Tutto è cominciato la mattina di un giorno che ero libera, ero stata chiamata da mio marito perchè mi recassi in ditta a portare dei documenti urgenti per cui mi vestii di corsa, presi il plico e mi recai in ditta. Nei documenti erano state richieste informazioni extra riguardo al partner in modo da avere un contatto in più in caso di bisogno e riguardo l'assicurazione in caso di incidenti. Prassi comuni penso, per cui arrivo tranquilla in sede e mi accomodo in sala di aspetto su una poltrona.

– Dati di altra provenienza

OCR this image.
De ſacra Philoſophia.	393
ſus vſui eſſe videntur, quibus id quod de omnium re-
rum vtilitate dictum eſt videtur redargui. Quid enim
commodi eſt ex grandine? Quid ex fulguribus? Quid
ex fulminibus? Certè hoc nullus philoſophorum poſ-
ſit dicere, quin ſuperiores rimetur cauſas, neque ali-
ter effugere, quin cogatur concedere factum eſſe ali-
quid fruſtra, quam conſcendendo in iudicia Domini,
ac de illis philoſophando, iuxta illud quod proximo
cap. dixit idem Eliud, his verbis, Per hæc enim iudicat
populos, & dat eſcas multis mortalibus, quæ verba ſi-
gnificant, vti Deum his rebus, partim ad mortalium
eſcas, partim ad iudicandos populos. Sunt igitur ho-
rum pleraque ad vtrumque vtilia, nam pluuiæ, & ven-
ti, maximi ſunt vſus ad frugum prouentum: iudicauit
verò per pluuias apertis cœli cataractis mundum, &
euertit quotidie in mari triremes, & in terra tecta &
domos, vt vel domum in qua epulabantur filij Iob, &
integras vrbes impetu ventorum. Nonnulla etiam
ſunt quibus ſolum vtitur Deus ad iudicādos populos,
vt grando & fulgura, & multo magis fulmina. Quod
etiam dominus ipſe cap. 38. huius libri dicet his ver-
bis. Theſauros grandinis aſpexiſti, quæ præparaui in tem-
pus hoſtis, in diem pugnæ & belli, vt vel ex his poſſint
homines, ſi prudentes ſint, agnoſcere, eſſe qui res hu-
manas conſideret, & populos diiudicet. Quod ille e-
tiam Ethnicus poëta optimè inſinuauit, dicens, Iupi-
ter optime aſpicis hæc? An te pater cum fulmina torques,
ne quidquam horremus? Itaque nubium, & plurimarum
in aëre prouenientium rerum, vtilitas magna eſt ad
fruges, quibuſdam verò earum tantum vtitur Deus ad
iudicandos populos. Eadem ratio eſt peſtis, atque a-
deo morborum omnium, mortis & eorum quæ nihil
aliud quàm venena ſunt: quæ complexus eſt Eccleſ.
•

Come donna non sono niente di particolare, ho la classica corporatura mediterranea: capelli mori ricci, un viso un po' paffuto per i chili mai persi della gravidanza, una pancetta non troppo prominente e, per l'allattamento sono arrivata a portare una sesta abbondante. Personalmente non ho mai giudicato questi fattori molto importanti; ho il corpo che ha mediamente una buona percentuale delle signori meridionali per cui non mi danno poi fastidio sguardi prolungati o altro.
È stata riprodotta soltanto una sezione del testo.